To celebrate the The Great Dixter Cookbook: Recipes from an English Garden, Aaron Bertelsen, vegetable gardener and cook at Great Dixter in East Sussex, shares three of his favourite vegetables and excellent tips on how to grow them.
I'm often asked what is my favourite vegetable. These days I answer confidently: beetroot. I was a rather late convert, but now that I have seen the light, I love beetroot more and more.
Each year I grow it I find something new to do with it - not just the roots, but the leaves and seed tops too. With its sweet, earthy flavour, it makes a great alternative to potatoes, with less bulk, and the added bonus of that amazing colour livening up the plate.
As if I needed another reason to love it, beetroot is very easy to grow. Provided you get the spacing right and keep them well watered, you should have no trouble getting a good crop. Sow once in early spring and again in late spring for a supply of beetroot throughout the season. You can either wait until the soil temperature reaches at least 7.5°C/45.5ºF) or, if you are as impatient for beetroot as I am, you can sow under fleece. Just 3-4 days of insulation should be enough to get it going. Beetroot should be sown direct and then thinned to the correct spacing - about 8-10 cm/3-4 inches between the plants.
I like to start harvesting them once they get to the size of a golf ball. They are fresher and taste sweeter, by this stage I really can't wait any longer to get a beetroot on to my plate. Picking them small is also another good way of thinning the crop.
Beet leaves are wonderful too and will give a real lift to a simple salad. You can leave beetroot in the ground over the winter and it will continue to produce new leaves.
2. Globe Artichokes
This noble-looking architectural plant brings drama and style to the garden, will grow well and look beautiful in pots too. I grow opium poppies with my artichokes, and the combination of the silky petals with the silvery, spiky foliage is stunning and adds interest to the vegetable plot in late spring.
Of course, I do not grow artichokes for their good looks alone. Cut small and young, as the scales begin to open and before the choke starts to develop, the buds make a perfect starter. The young stems can be eaten too, just as you would with cardoons.
I inherited the plants at Great Dixter, but if you are starting from scratch, the best thing to do is ask someone who grows them to let you have some slips in the spring. The plants should be dug up and split every two or three years anyway to keep them fresh and encourage them to carry on producing buds.
Splitting should be done as the soil starts to warm up, when the plants are developing new roots.

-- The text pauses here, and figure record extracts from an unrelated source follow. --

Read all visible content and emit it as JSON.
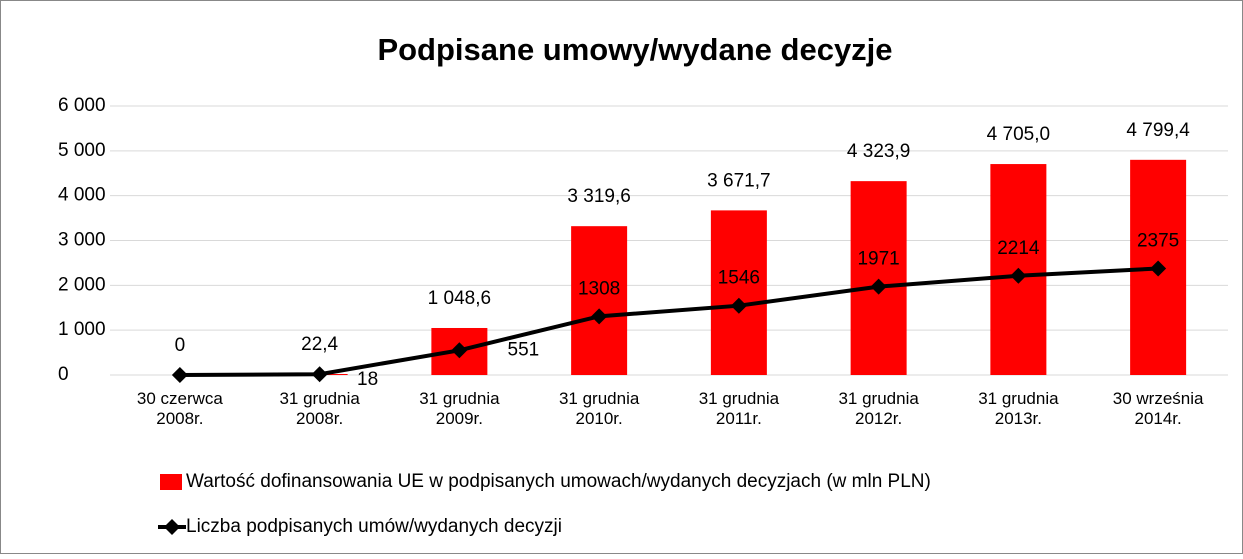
{
  "chart_data": {
    "type": "bar",
    "title": "Podpisane umowy/wydane decyzje",
    "categories": [
      [
        "30 czerwca",
        "2008r."
      ],
      [
        "31 grudnia",
        "2008r."
      ],
      [
        "31 grudnia",
        "2009r."
      ],
      [
        "31 grudnia",
        "2010r."
      ],
      [
        "31 grudnia",
        "2011r."
      ],
      [
        "31 grudnia",
        "2012r."
      ],
      [
        "31 grudnia",
        "2013r."
      ],
      [
        "30 września",
        "2014r."
      ]
    ],
    "series": [
      {
        "name": "Wartość dofinansowania UE w podpisanych umowach/wydanych decyzjach (w mln PLN)",
        "type": "bar",
        "color": "#ff0000",
        "values": [
          0,
          22.4,
          1048.6,
          3319.6,
          3671.7,
          4323.9,
          4705.0,
          4799.4
        ],
        "value_labels": [
          "0",
          "22,4",
          "1 048,6",
          "3 319,6",
          "3 671,7",
          "4 323,9",
          "4 705,0",
          "4 799,4"
        ]
      },
      {
        "name": "Liczba podpisanych umów/wydanych decyzji",
        "type": "line",
        "color": "#000000",
        "values": [
          0,
          18,
          551,
          1308,
          1546,
          1971,
          2214,
          2375
        ],
        "value_labels": [
          null,
          "18",
          "551",
          "1308",
          "1546",
          "1971",
          "2214",
          "2375"
        ]
      }
    ],
    "ylim": [
      0,
      6000
    ],
    "yticks": [
      0,
      {
        "value": 1000,
        "label": "1 000"
      },
      {
        "value": 2000,
        "label": "2 000"
      },
      {
        "value": 3000,
        "label": "3 000"
      },
      {
        "value": 4000,
        "label": "4 000"
      },
      {
        "value": 5000,
        "label": "5 000"
      },
      {
        "value": 6000,
        "label": "6 000"
      }
    ],
    "grid": true,
    "legend": "bottom"
  }
}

Lift the whole thing, and look for the growth points around the edge. Using a sharp knife, cut off small sections with about three leaves and a healthy section of white root.
Plant the slips in late spring, 90 cm/3ft apart, with 90 cm/3ft between each row. The new slips will fruit the same year, but not until later in the season.
As artichoke plants look so robust, it is tempting to neglect them, but they will need watering well throughout the summer to keep the buds moist and good to eat and the foliage looking perky. In the autumn, I mulch them with a layer of compost a few centimetres deep to protect the roots from the worst of the winter weather.
Pumpkins are fast becoming one of my favourite vegetables to grow. With their dramatic foliage and great yellow trumpet blossoms, they are so exciting to look at, and you never know quite how the pumpkins themselves will turn out, nor how big they will grow, which adds a frisson to the whole venture. They are also quite forgiving, provided you start with good soil.
We are very lucky at Great Dixter to be able to grow our pumpkins on large compost heaps. They do look wonderful as they start to spill down the sides and on to the grass, and even up and over the hedge and into the garden itself.
We seem to get the best results from sowing the seed in 12.5-cm/5-inch pots in early spring and keeping them under glass, so the plants are good and strong by the time they are planted out. Again, you must wait until the nights have warmed up.
The young plants will need plenty of space - allow 90 cm/3 ft between them - and plenty of water to get them settled in. The other essential is organic slug pellets: the compost heaps are like a luxury hotel for slugs and if you are not on your guard, they will thank you politely for serving them such a gourmet dinner and tuck in.
If you are not lucky enough to have compost heaps to grow your pumpkins, you will need a good rich soil. Start planning the previous winter, and dig plenty of really well rotted horse muck or mushroom compost into the area where you plan to put your pumpkins.
Wherever your pumpkins are growing, leave them outside as long as possible to toughen up - although you will need to keep an eye out for rats as winter approaches, and you must bring them in before the first frost. When you harvest them, leave the stalks on for as long as you can as this is where the rot will begin. I must admit I find it quite difficult to eat my pumpkins as they are so beautiful. This is also the reason why I store them on the windowsill, but any cool, dry place will do.